Safety and mitigating environmental impact come first in Nord Stream 2’s meticulous construction plan. Each step of building one of the world’s longest offshore pipelines has been tailored to local conditions after extensive research and planning.
The twin pipeline stretches approximately 1,230 kilometres through the Baltic Sea from Russia to Germany, a route that largely runs parallel to the existing Nord Stream system. On both ends, landfall facilities have been constructed to suit local conditions, with the pipeline laid along the seabed in between.
Nord Stream 2 passes through the waters of five Baltic Sea nations: Russia, Finland, Sweden, Denmark and Germany. Because each country has its own unique set of conditions, thorough preparation was key. Extensive seabed surveys defined the optimum route, while detailed engineering and logistics plans have enabled an around-the-clock construction schedule.
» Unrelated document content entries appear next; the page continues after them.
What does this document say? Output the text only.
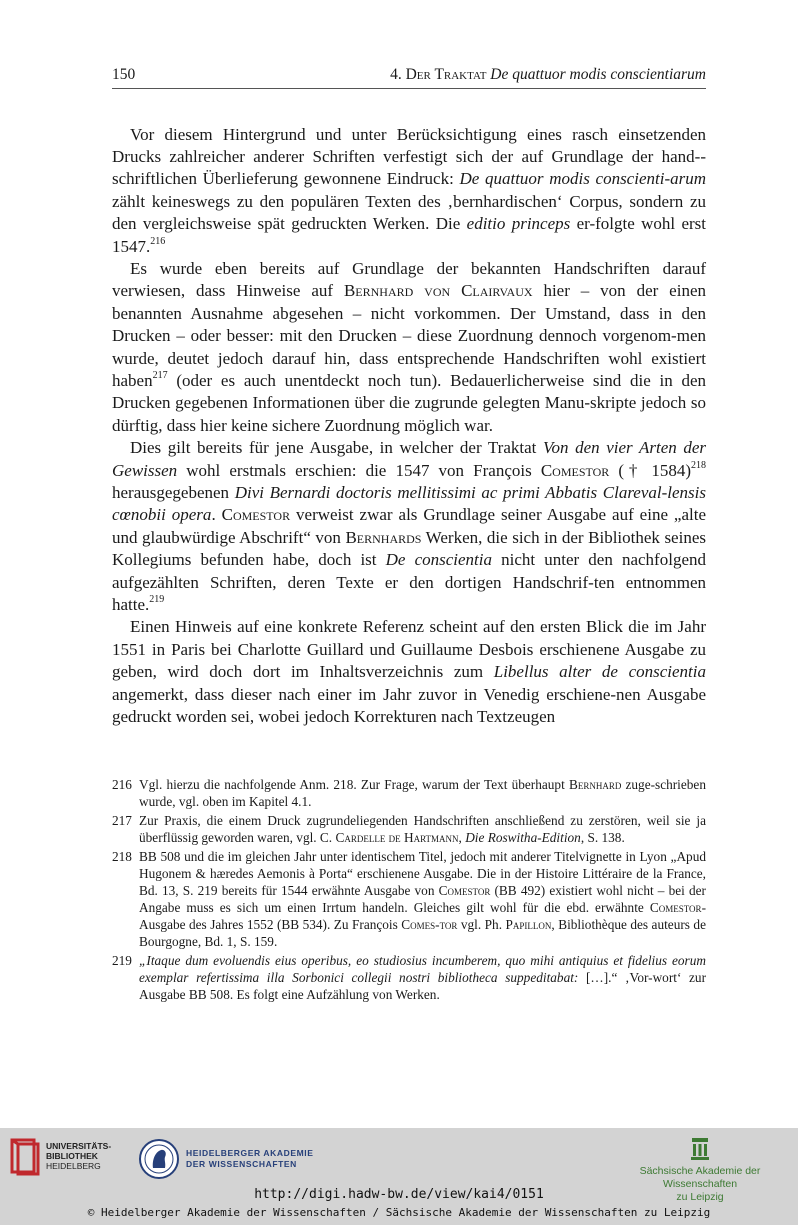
150	4. Der Traktat De quattuor modis conscientiarum

Vor diesem Hintergrund und unter Berücksichtigung eines rasch einsetzenden Drucks zahlreicher anderer Schriften verfestigt sich der auf Grundlage der hand-schriftlichen Überlieferung gewonnene Eindruck: De quattuor modis conscienti-arum zählt keineswegs zu den populären Texten des ‚bernhardischen‘ Corpus, sondern zu den vergleichsweise spät gedruckten Werken. Die editio princeps er-folgte wohl erst 1547.$^{216}$

Es wurde eben bereits auf Grundlage der bekannten Handschriften darauf verwiesen, dass Hinweise auf Bernhard von Clairvaux hier – von der einen benannten Ausnahme abgesehen – nicht vorkommen. Der Umstand, dass in den Drucken – oder besser: mit den Drucken – diese Zuordnung dennoch vorgenom-men wurde, deutet jedoch darauf hin, dass entsprechende Handschriften wohl existiert haben$^{217}$ (oder es auch unentdeckt noch tun). Bedauerlicherweise sind die in den Drucken gegebenen Informationen über die zugrunde gelegten Manu-skripte jedoch so dürftig, dass hier keine sichere Zuordnung möglich war.

Dies gilt bereits für jene Ausgabe, in welcher der Traktat Von den vier Arten der Gewissen wohl erstmals erschien: die 1547 von François Comestor († 1584)$^{218}$ herausgegebenen Divi Bernardi doctoris mellitissimi ac primi Abbatis Clareval-lensis cœnobii opera. Comestor verweist zwar als Grundlage seiner Ausgabe auf eine „alte und glaubwürdige Abschrift“ von Bernhards Werken, die sich in der Bibliothek seines Kollegiums befunden habe, doch ist De conscientia nicht unter den nachfolgend aufgezählten Schriften, deren Texte er den dortigen Handschrif-ten entnommen hatte.$^{219}$

Einen Hinweis auf eine konkrete Referenz scheint auf den ersten Blick die im Jahr 1551 in Paris bei Charlotte Guillard und Guillaume Desbois erschienene Ausgabe zu geben, wird doch dort im Inhaltsverzeichnis zum Libellus alter de conscientia angemerkt, dass dieser nach einer im Jahr zuvor in Venedig erschiene-nen Ausgabe gedruckt worden sei, wobei jedoch Korrekturen nach Textzeugen

216 Vgl. hierzu die nachfolgende Anm. 218. Zur Frage, warum der Text überhaupt Bernhard zuge-schrieben wurde, vgl. oben im Kapitel 4.1.
217 Zur Praxis, die einem Druck zugrundeliegenden Handschriften anschließend zu zerstören, weil sie ja überflüssig geworden waren, vgl. C. Cardelle de Hartmann, Die Roswitha-Edition, S. 138.
218 BB 508 und die im gleichen Jahr unter identischem Titel, jedoch mit anderer Titelvignette in Lyon „Apud Hugonem & hæredes Aemonis à Porta“ erschienene Ausgabe. Die in der Histoire Littéraire de la France, Bd. 13, S. 219 bereits für 1544 erwähnte Ausgabe von Comestor (BB 492) existiert wohl nicht – bei der Angabe muss es sich um einen Irrtum handeln. Gleiches gilt wohl für die ebd. erwähnte Comestor-Ausgabe des Jahres 1552 (BB 534). Zu François Comes-tor vgl. Ph. Papillon, Bibliothèque des auteurs de Bourgogne, Bd. 1, S. 159.
219 „Itaque dum evoluendis eius operibus, eo studiosius incumberem, quo mihi antiquius et fidelius eorum exemplar refertissima illa Sorbonici collegii nostri bibliotheca suppeditabat: […].“ ‚Vor-wort‘ zur Ausgabe BB 508. Es folgt eine Aufzählung von Werken.
UNIVERSITÄTS-
BIBLIOTHEK
HEIDELBERG
HEIDELBERGER AKADEMIE
DER WISSENSCHAFTEN
Sächsische Akademie der Wissenschaften
zu Leipzig
http://digi.hadw-bw.de/view/kai4/0151
© Heidelberger Akademie der Wissenschaften / Sächsische Akademie der Wissenschaften zu Leipzig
Pipeline construction began in 2018 and continues at an ambitious pace. Because Denmark was the last country to grant a permit for construction in its waters, most of the remaining work to be done is in that area. Each step of the way Nord Stream 2 has worked with the world’s leading suppliers, applying rigorous environmental, health, safety and social standards to protect the sensitive Baltic Sea environment and the communities affected by the project. All works are being carried out in compliance with national permit conditions and monitored for potential environmental impacts.